MarcoRossignoli commented 4 years ago

@jkotas ILVerify is the one in corert repo?Will be moved to new repo?

jkotas commented 4 years ago

Yes, I think it would make sense. Opened https://github.com/dotnet/coreclr/issues/27939

ericstj commented 3 years ago

We can actually leverage this feature to package platform-specific tools: https://github.com/dotnet/sdk/blob/main/documentation/general/signing-global-tool-packages.md

@Petermarcu let me know that @wli3 came up with this suggestion for some Azure tools a few months back. It just occurred to me that it might be nice to use for ILAsm/ILDasm.

ericstj commented 3 years ago

Moving this to 7.0.0 as I think we can meaningfully improve the customer experience here with small effort.

kant2002 commented 2 years ago

Hi guys, what specifically should be done here, I half time spend on Linux and even if I have that runtime built locally, I prefer have it as separate tool.

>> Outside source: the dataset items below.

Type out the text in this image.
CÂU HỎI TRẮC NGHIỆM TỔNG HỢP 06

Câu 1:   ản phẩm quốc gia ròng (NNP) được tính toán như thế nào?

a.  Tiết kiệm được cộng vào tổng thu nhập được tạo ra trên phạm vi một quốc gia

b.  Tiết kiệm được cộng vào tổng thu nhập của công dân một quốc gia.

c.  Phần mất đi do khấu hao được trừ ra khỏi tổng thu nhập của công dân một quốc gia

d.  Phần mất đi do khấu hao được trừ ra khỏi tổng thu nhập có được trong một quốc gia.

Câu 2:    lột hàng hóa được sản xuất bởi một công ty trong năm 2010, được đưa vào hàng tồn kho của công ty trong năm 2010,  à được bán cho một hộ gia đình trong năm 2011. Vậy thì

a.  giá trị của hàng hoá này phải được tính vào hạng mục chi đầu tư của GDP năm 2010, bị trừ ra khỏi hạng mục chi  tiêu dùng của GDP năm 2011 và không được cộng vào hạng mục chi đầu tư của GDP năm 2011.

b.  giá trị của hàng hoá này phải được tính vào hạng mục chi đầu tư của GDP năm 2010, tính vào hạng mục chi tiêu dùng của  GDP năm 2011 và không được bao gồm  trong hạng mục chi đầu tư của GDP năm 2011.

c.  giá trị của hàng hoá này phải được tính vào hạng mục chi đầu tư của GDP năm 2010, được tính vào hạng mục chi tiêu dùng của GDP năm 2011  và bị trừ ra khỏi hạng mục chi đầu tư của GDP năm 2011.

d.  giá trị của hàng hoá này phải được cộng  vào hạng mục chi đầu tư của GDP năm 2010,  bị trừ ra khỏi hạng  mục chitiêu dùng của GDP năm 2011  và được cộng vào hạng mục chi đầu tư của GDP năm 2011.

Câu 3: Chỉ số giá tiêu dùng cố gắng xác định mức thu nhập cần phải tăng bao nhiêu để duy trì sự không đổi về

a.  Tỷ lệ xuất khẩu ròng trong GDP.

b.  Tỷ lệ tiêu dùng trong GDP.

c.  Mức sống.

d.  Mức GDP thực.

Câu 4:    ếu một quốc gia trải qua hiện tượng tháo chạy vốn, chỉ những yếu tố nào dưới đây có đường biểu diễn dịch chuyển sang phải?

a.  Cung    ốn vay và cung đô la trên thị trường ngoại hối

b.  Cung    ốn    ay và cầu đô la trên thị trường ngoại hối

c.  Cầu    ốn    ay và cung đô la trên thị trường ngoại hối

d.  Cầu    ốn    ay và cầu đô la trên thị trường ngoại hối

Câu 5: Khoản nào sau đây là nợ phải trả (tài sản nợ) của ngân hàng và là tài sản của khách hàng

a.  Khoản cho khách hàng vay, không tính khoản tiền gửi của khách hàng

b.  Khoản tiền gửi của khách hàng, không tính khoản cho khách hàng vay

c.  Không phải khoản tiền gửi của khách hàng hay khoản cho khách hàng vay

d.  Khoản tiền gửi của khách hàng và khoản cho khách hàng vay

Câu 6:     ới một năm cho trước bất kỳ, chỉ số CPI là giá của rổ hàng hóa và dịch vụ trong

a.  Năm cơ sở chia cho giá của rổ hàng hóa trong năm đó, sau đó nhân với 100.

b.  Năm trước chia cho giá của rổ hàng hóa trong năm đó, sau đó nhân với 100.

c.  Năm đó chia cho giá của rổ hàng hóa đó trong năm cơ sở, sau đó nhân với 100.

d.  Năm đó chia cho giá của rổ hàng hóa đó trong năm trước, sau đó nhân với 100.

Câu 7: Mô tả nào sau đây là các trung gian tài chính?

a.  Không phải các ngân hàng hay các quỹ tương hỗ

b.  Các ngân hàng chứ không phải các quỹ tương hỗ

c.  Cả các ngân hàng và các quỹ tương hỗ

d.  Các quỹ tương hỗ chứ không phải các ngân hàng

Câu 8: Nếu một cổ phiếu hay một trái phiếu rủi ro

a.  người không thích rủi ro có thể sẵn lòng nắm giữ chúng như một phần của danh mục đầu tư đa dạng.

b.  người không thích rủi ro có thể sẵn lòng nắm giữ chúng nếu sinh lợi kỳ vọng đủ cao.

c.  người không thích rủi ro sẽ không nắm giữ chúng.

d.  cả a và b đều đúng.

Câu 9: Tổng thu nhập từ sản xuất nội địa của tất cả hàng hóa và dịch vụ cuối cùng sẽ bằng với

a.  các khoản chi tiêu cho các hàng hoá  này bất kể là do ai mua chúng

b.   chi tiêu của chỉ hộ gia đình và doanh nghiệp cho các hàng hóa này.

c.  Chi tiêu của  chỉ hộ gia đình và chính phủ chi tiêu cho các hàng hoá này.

akoeplinger commented 2 years ago

As a workaround you can download and unzip this nuget package: https://www.nuget.org/packages/runtime.linux-x64.Microsoft.NETCore.ILDAsm (change the linux-x64 to match your RID).

It contains an ildasm binary in runtimes/<RID>/native/ildasm

arizvisa commented 2 years ago

Since they're a great pair, you can find ilasm similarly at: https://www.nuget.org/packages/runtime.linux-x64.Microsoft.NETCore.ILAsm If you want an explicit version (like if you're fetching with curl) just suffix it: https://www.nuget.org/packages/runtime.linux-x64.Microsoft.NETCore.ILAsm/6.0.0

glenn-slayden commented 1 year ago

We did not bother to open source the Win32 UI.

Is that expected to be the permanent state-of-affairs? That GUI was horrible, but useful nevertheless.

TIHan commented 1 year ago

Since there are workarounds for this, I don't see this as a priority.

However, @ericstj mentioned it would only be some small effort to do. Who is the right person/team to handle adding new global tools to the dotnet command-line?

ericstj commented 1 year ago

The owners of those tools (ILAsm/ILDasm). Global tools can be built by anyone. This can be fixed with just the right packaging in the dotnet/runtime repo.

Adding things to the official dotnet cli is different -- that's the SDK. I'm not seeing that as part of the ask here.

TIHan commented 1 year ago

The owners of those tools (ILAsm/ILDasm)

Well, that would be me. 😅

Adding things to the official dotnet cli is different -- that's the SDK. I'm not seeing that as part of the ask here.

Sure, that makes sense. I wasn't familiar with how global tools work in correlation with the CLI, but I think I understand now.

This can be fixed with just the right packaging in the dotnet/runtime repo.

I'll spend some time on this next month as I do think it would be useful. I'll up the priority.

JulieLeeMSFT commented 1 month ago

We will not have time to do this in .NET9. Moving to .NET 10.